Notice anything strange about student_info? It contains five duplicate rows! See the script for directions on how to fix this. Save the script and type submit() when you are ready, or type reset() to reset the script to its original state.
Student_info table:
Now, using the script I just opened for you, create a second table called gradebook using the id, class, midterm, and final columns (in that order)
Gradebook table:
It's important to note that we left the id column in both tables. In the world of relational databases, 'id' is called our 'primary key' since it allows us to connect each student listed in student_info with their grades listed in gradebook. Without a unique identifier, we might not know how the tables are related. (In this case, we could have also used the name variable, since each student happens to have a unique name.)
The fifth and final messy data scenario that we'll address is when a single observational unit is stored in multiple tables. It's the opposite of the fourth problem.
To illustrate this, we've created two datasets, passed and failed. Take a look at passed now.
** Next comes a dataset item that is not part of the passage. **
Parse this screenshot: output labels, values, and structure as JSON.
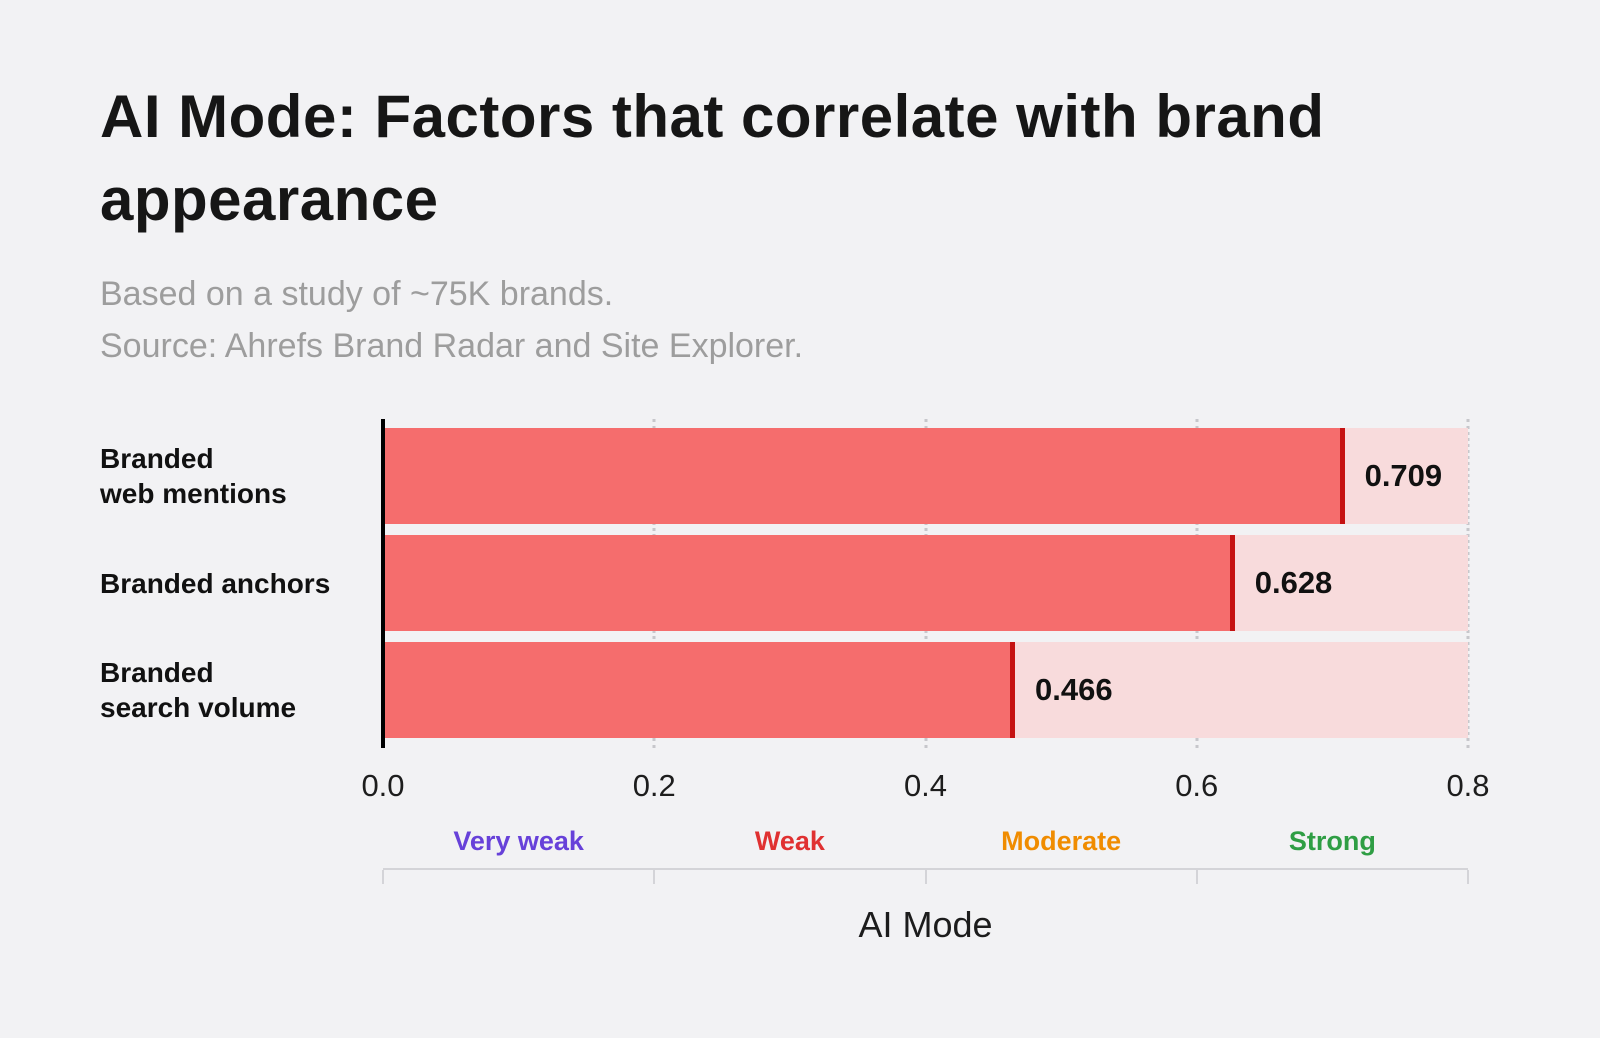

Now view the contents of failed.
Teachers decided to only take into consideration final exam grades in determining whether students passed or failed each class. As you may have inferred from the data, students passed a class if they received a final exam grade of A or B and failed otherwise.
The name of each dataset actually represents the value of a new variable that we will call 'status'. Before joining the two tables together, we'll add a new column to each containing this information so that it's not lost when we put everything together.
Use dplyr's mutate() to add a new column to the passed table. The column should be called status and the value, passed (a character string), should be the same for all students. 'Overwrite' the current version of passed with the new one.
Now, do the same for the failed table, except the status column should have the value failed for all students.
Now, pass as arguments the passed and failed tables (in order) to the dplyr function bind_rows(), which will join them together into a single unit. Check ?bind_rows if you need help.
Note: bind_rows() is only available in dplyr 0.4.0 or later. If you have an older version of dplyr, please quit the lesson, update dplyr, then restart the lesson where you left off. If you're not sure what version of dplyr you have, type packageVersion('dplyr').
Of course, we could arrange the rows however we wish at this point, but the important thing is that each row is an observation, each column is a variable, and the table contains a single observational unit. Thus, the data are tidy.